METHODS 372 surviving patients, who had been referred to a hospital and entered into a randomised trial to evaluate a stroke family care worker, were asked to complete questionnaires at a 6 month follow up. These included measures of emotional distress (general health questionnaire 30 item, hospital anxiety and depression scale) and physical functioning (modified Rankin, Barthel index). A regression analysis was used to identify factors which were independently associated with poor outcomes.

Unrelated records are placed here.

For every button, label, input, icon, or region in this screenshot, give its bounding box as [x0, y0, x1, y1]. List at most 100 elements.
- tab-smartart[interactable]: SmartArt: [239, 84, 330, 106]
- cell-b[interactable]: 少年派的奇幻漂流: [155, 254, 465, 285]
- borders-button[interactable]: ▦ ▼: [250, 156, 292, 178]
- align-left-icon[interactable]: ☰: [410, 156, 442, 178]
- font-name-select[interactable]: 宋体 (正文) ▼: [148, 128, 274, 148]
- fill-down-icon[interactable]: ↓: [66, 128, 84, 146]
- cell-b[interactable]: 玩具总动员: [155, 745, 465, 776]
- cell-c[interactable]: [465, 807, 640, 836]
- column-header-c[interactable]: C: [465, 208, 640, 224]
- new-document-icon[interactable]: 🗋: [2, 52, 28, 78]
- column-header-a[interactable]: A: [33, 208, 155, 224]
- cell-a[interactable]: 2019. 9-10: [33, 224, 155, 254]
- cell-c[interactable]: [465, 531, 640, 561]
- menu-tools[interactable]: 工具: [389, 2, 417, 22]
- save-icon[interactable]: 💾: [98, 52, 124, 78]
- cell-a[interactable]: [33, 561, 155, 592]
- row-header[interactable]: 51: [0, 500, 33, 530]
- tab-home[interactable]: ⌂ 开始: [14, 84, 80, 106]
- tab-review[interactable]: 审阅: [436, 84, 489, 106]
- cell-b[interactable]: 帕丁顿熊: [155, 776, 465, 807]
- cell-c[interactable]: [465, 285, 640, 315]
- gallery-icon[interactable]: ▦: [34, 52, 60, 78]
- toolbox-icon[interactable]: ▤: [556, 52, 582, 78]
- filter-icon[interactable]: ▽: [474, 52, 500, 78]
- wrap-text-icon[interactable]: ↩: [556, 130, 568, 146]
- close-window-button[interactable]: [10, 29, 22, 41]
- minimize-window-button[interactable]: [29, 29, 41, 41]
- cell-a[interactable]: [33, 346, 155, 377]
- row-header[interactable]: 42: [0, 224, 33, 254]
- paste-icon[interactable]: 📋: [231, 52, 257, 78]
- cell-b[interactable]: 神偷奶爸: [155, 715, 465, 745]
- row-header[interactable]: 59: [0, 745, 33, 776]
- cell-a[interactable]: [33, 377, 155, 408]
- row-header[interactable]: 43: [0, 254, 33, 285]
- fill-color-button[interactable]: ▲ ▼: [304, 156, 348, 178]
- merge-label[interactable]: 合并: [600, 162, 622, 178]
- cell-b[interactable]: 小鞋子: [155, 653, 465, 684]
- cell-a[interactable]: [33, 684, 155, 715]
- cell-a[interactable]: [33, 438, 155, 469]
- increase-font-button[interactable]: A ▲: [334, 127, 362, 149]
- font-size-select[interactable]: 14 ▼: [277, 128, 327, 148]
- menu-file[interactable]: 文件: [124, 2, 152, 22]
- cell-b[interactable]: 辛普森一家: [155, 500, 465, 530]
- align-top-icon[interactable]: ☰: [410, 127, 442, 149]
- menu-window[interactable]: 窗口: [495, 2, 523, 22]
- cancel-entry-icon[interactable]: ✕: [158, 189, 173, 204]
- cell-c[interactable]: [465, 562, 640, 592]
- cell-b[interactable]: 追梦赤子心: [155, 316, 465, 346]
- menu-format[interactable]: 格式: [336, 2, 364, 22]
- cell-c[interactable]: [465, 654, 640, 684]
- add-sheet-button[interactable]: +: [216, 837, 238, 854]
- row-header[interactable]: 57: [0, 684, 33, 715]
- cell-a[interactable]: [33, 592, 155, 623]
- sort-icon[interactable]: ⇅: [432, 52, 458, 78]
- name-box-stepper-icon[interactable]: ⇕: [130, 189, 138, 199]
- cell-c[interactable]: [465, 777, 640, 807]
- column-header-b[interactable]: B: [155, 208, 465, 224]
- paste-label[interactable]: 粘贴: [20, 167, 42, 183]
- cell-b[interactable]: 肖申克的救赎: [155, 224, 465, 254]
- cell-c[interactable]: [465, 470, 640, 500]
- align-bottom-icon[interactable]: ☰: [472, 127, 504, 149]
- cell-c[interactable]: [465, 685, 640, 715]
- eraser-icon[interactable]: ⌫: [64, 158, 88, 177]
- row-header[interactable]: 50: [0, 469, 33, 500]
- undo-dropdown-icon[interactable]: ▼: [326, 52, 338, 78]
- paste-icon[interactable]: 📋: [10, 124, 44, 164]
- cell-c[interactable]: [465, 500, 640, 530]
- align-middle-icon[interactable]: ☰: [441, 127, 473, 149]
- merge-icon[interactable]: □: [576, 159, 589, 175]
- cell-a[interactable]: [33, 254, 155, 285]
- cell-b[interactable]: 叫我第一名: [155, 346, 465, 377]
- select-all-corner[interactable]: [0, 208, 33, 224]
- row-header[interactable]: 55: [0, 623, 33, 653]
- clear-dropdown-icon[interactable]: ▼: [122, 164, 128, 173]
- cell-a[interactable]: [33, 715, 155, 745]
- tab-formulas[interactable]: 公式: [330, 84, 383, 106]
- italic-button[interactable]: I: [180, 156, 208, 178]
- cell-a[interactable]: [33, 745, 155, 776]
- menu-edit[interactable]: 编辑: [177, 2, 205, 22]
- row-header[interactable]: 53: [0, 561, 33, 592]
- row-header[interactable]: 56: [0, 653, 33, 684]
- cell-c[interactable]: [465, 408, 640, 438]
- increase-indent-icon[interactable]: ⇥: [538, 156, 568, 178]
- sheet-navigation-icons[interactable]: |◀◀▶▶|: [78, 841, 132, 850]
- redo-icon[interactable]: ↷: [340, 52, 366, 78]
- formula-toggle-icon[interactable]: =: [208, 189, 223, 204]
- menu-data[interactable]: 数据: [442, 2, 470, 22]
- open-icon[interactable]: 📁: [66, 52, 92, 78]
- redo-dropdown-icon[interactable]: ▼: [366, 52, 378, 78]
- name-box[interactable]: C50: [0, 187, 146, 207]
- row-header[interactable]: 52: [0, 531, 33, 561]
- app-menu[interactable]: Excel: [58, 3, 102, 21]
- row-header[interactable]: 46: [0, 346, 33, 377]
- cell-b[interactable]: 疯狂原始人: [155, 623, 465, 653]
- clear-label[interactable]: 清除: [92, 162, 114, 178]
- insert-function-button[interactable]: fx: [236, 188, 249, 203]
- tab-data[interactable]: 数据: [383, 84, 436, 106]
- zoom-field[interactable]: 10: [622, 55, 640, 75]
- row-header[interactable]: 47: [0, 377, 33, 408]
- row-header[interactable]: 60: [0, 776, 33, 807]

RESULTS 184 (60%) surviving patients scored more than 4 on the GHQ-30, 55 (22%) more than 8 on the HAD anxiety subscale, and 49 (20%) more than 8 on the HAD depression subscale. Patients with severe strokes resulting in physical disability were more likely to be depressed whereas there was a less strong relation between disability and anxiety. Patients with posterior circulation strokes had consistently better emotional outcomes than those with anterior circulation strokes.
CONCLUSIONS These data may help identify those patients at greatest risk of poor emotional outcomes and thus help in planning trials and delivering appropriate interventions.